980317
par François Brooks
L'activité sexuelle, lorsque l'action bat
son plein, a ceci de troublant qu'elle pourrait facilement, à première vue,
être confondue avec une lutte. Pendant la chevauchée endiablée de la
copulation, tout porte à croire que je suis en train de maltraiter, voire de
violer, ma partenaire de lit. Ses longues plaintes répétées, son front
courroucé, sa tête qui dodeline, sa respiration haletante, ses contractions
musculaires spasmodiques et mes grognements de bête, tout porte à croire que je
suis en train de la battre, de la tourmenter, de la faire souffrir. On pourrait
même penser que j'effectue sur elle le travail du bourreau en train de torturer
sa victime.
C'est d'autant plus troublant que ces
signes de souffrance augmentent mon excitation dans la même mesure qu'ils
s'accroissent. Un seul indice me dit que ma blonde n'est pas en train de
souffrir : c'est qu'elle accepte de rester là, avec moi.
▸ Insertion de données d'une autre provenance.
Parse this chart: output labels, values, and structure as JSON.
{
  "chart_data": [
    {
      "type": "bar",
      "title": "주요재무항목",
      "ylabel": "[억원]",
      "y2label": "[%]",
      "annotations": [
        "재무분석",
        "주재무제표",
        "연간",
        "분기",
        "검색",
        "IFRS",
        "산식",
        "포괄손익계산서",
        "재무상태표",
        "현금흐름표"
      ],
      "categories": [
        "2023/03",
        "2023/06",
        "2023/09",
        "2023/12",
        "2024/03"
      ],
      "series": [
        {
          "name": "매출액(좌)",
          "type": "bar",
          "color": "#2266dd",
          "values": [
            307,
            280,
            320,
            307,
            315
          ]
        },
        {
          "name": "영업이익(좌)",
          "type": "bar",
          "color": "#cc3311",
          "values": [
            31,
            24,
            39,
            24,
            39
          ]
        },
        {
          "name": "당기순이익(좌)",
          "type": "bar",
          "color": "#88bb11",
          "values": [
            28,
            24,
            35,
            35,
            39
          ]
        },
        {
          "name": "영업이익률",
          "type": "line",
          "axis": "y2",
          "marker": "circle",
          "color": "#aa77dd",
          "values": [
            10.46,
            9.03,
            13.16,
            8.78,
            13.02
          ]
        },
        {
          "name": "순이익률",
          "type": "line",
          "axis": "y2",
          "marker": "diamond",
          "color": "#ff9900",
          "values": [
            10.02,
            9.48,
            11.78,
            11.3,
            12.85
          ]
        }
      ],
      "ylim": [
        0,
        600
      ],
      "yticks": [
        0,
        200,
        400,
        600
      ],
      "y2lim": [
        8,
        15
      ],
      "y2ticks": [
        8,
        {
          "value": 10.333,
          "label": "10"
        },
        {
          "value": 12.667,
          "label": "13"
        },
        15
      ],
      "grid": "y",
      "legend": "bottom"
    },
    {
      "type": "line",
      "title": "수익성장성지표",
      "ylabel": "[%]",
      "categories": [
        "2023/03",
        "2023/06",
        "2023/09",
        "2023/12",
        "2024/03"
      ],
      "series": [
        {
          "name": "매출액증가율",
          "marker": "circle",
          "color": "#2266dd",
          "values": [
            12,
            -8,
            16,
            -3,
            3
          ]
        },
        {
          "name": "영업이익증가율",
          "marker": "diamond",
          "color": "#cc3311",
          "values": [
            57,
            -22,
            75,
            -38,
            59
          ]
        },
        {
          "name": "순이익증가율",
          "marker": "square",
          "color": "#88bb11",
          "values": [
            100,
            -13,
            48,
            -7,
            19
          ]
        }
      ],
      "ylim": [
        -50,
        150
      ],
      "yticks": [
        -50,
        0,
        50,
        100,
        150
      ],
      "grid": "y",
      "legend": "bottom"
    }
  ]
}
Si elle
souffrait, elle s'en irait sur-le-champ, je suppose, pour se soustraire à mon
agression. Autrement, je croirais être véritablement en train de la violer. Ça
me fait bizarre de penser que ces manifestations de jouissance, pendant
l'amour, en tout point semblables à des manifestations de souffrance,
m'excitent au plus haut point, alors que l'idée même du viol me fait débander.
Voilà sans doute pourquoi
on s'isole pour baiser ; les gémissements d'une femme ne peuvent pas
laisser indifférent. Le tout est de savoir interpréter la nuance entre
jouissance et souffrance.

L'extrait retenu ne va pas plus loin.